The Tax Cut and Jobs Act (the “Act”) includes provisions for Global Intangible Low-Taxed Income (“GILTI”) wherein minimum taxes are imposed on foreign income in excess of a deemed return on the tangible assets of foreign corporations. This income will effectively be taxed at a 10.5% tax rate. The Company has elected to account for GILTI as a component of tax expense in the period in which the Company is subject to the rules.
U.FAIR VALUE MEASUREMENTS
Fair value is defined as the price that would be received to sell an asset, or paid to transfer a liability, in an orderly transaction between market participants at the measurement date. In determining fair value, the Company utilizes certain assumptions that market participants would use in pricing the asset or liability, including assumptions about risk and/or the risks inherent in the inputs to the valuation technique. Based on the examination of the inputs used in the valuation techniques, the Company is required to provide the following information according to the fair value hierarchy. The fair value hierarchy ranks the quality and reliability of the information used to determine fair values.

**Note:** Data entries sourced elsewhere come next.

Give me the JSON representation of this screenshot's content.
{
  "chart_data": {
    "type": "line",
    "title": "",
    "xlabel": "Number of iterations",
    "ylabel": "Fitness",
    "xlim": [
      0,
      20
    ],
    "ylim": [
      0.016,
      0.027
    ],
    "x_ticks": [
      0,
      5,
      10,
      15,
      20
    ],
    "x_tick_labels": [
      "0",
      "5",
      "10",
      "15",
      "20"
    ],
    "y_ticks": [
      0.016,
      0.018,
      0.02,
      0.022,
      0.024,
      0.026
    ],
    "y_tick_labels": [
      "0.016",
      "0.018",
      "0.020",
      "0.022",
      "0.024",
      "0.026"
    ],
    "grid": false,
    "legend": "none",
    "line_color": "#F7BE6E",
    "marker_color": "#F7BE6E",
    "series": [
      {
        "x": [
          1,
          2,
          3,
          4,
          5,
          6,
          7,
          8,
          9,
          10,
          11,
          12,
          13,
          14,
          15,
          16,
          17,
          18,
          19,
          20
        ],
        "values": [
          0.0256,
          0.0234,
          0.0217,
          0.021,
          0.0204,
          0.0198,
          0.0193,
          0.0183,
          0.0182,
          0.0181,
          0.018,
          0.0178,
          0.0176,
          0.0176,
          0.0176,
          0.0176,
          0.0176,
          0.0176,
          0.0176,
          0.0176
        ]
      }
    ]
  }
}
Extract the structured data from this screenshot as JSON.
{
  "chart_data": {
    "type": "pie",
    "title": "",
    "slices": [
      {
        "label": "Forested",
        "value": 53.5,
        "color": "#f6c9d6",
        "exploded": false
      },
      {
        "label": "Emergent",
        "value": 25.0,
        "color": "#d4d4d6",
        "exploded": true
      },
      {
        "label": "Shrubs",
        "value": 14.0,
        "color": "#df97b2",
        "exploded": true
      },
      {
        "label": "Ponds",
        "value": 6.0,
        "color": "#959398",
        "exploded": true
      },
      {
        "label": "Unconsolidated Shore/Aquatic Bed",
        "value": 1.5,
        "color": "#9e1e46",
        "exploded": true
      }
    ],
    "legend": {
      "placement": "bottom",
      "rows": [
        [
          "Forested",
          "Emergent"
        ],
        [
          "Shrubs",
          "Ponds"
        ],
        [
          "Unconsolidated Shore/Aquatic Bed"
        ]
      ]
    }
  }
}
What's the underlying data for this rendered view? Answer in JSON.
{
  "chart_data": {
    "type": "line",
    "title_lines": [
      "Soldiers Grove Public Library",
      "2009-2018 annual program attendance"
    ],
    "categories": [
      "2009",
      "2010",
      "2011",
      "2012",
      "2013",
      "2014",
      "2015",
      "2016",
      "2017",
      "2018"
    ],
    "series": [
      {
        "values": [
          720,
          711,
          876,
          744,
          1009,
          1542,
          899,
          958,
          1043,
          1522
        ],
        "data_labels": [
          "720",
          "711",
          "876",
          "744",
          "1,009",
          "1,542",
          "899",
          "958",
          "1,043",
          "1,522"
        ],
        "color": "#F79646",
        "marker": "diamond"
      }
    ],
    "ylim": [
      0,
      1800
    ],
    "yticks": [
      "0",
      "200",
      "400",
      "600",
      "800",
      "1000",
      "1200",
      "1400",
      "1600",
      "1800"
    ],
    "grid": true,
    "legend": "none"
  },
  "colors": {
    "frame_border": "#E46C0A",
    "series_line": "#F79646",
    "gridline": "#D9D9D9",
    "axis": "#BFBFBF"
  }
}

Financial assets and liabilities carried at fair value will be classified and disclosed in one of the following three categories:
Level 1 - Quoted market prices in active markets for identical assets or liabilities
Level 2 - Observable market based inputs or unobservable inputs that are corroborated by market data
Level 3 - Unobservable inputs that are not corroborated by market data
A financial instrument’s categorization within the valuation hierarchy is based upon the lowest level of input that is significant to the fair value measurement. The book value of cash equivalents, accounts receivable, and accounts payable are considered to be representative of their fair values because of their short maturities. The carrying value of debt is considered to approximate the fair value based on the borrowing rates currently available to us for loans with similar terms and maturities. Fair value measurements of non-financial assets and non-financial liabilities are primarily used in goodwill, other intangible assets and long-lived assets impairment analysis, the valuation of acquired intangibles and in the valuation of assets held for sale. Goodwill and intangible assets are valued using Level 3 inputs. Defined benefit plans can be valued using Level 1, Level 2, Level 3 or a combination of Level 1, 2 and 3 inputs. See Note 9 — Retirement Benefit Plans for further discussion.
V.SHARE-BASED COMPENSATION
Share-based compensation is measured at the grant date, based on the calculated fair value of the award and the probability of meeting its performance condition, and is recognized as expense when it is probable that the performance conditions will be met over the requisite service period (generally the vesting period). Share-based compensation includes expense related to restricted shares and performance shares issued under the Company’s 2007 Long-Term Incentive Plan (Amended and Restated as of November 16, 2016) (as further amended, the "2016 Plan”). The Company recognizes share-based compensation within selling, general, and administrative expense and, where applicable, cost of goods sold, respectively, and adjusts for any forfeitures as they occur.